Fighting for Dignity

Event to Raise Funds For Immigrant Workers Centre

  • Noé Arteaga Santos worked in a tomato greenhouse, where he witnessed many human rights violations. Photo by Vicki Burton.

Would-be immigrants are being increasingly allowed into Canada as temporary foreign workers rather than as permanent residents.

These migrant workers effectively exist in the shadows, often working dangerous jobs for little pay and even less certainty.

“If you’re good enough to work here, you’re good enough to stay here,” says David Koch, coordinator of Migrant Voices, a pilot project run by the Montreal’s Immigrant Workers Centre.

The number of temporary foreign workers in Canada has been steadily climbing for years. As of 2011, there were over 400,000. The amount of temporary foreign workers accepted annually has now surpassed the amount of immigrants accepted as permanent residents.

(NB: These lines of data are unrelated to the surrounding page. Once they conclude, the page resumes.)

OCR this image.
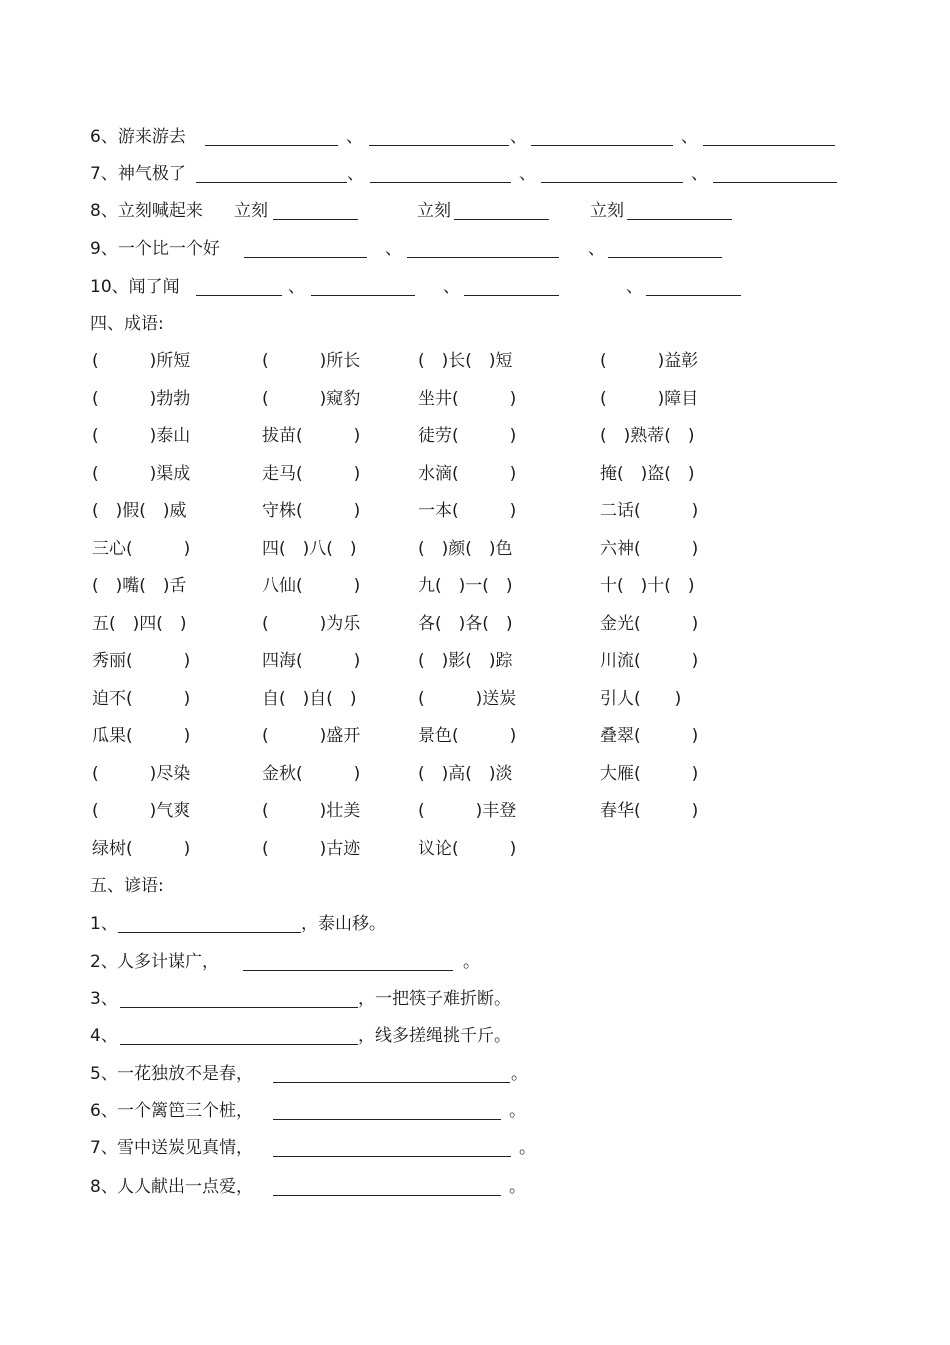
6、游来游去	、	、	、
7、神气极了	、	、	、
8、立刻喊起来 立刻	立刻	立刻
9、一个比一个好	、	、
10、闻了闻	、	、	、
四、成语:
(　　　)所短	(　　　)所长	(　)长(　)短	(　　　)益彰
(　　　)勃勃	(　　　)窥豹	坐井(　　　)	(　　　)障目
(　　　)泰山	拔苗(　　　)	徒劳(　　　)	(　)熟蒂(　)
(　　　)渠成	走马(　　　)	水滴(　　　)	掩(　)盗(　)
(　)假(　)威	守株(　　　)	一本(　　　)	二话(　　　)
三心(　　　)	四(　)八(　)	(　)颜(　)色	六神(　　　)
(　)嘴(　)舌	八仙(　　　)	九(　)一(　)	十(　)十(　)
五(　)四(　)	(　　　)为乐	各(　)各(　)	金光(　　　)
秀丽(　　　)	四海(　　　)	(　)影(　)踪	川流(　　　)
迫不(　　　)	自(　)自(　)	(　　　)送炭	引人(　　)
瓜果(　　　)	(　　　)盛开	景色(　　　)	叠翠(　　　)
(　　　)尽染	金秋(　　　)	(　)高(　)淡	大雁(　　　)
(　　　)气爽	(　　　)壮美	(　　　)丰登	春华(　　　)
绿树(　　　)	(　　　)古迹	议论(　　　)
五、谚语:
1、	，泰山移。
2、 人多计谋广，	。
3、	，一把筷子难折断。
4、	，线多搓绳挑千斤。
5、 一花独放不是春，	。
6、 一个篱笆三个桩，	。
7、 雪中送炭见真情，	。
8、 人人献出一点爱，	。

The term temporary foreign worker can refer to anyone from youth on employment exchanges to professors teaching in Canada from abroad.

The temporary foreign workers at the most risk, however, are migrant workers.

Coming from countries like Guatemala, Mexico and the Philippines, these workers are hired to fill labour shortages in the Canadian economy. Granted entry on a work permit, they are usually tied to a specific employer for a set period of time and denied the right to seek any other employment.

In theory, these workers are guaranteed the same rights as Canadian workers. In reality, though, there are no guarantees.

Noé Arteaga Santos was a producer and host with Migrant Voices last summer. In 2008, he worked in a tomato greenhouse in Saint-Etienne-des-Gres for the company Savoura.

While there, he witnessed what he considered numerous human rights violations in the workplace. One such instance, he said, occurred to a Guatemalan co-worker who was forced to apply pesticides without proper equipment.

“They never explained to him the problems that could be caused by pesticide exposure, and this person went crazy. They refused to take him to the hospital,” recalled Santos. “They said it would be a waste of time.”

When two weeks passed with no change, even after speaking with the Guatemalan Consulate, Santos said that he and others refused to work until their co-worker received medical care.

Both he and the co-worker were fired and deported within days. Santos also claimed that he received no explanation for his dismissal, and his plane ticket home was deducted from his salary.

Back home, he returned to the agency he had been contracted through, the International Organization for Migration.

“They told me that I was a bad worker and that I had made death threats to some of my former co-workers,” he said.

Santos returned to Canada under refugee status in the fall of 2008 in search of answers. He has since filed a case with the Commission des Relations du Travail.

Migrant Voices started last year with the mandate of bringing the stories of workers like Santos to the public. The program, broadcasted on CKUT and other community radio stations, “tells the stories of migrant workers struggles for survival and dignity in Montreal,” says Koch.

“These people are trying to find decent work which is impossible to find in their country of origin,” he said.

Migrant workers attend workshops in audio production and narrative creation that enable them to write and record their own struggles.

“It’s about not speaking on behalf of other people; it’s about creating a space where people can speak for themselves,” says Koch.

Koch has organized a benefit concert on Saturday, November 3 at Café L’Artère to raise money for the Immigrant Workers Centre. It will feature migrant workers stories and music from artists like Stefan Christoff, Mussaver and James Irwin.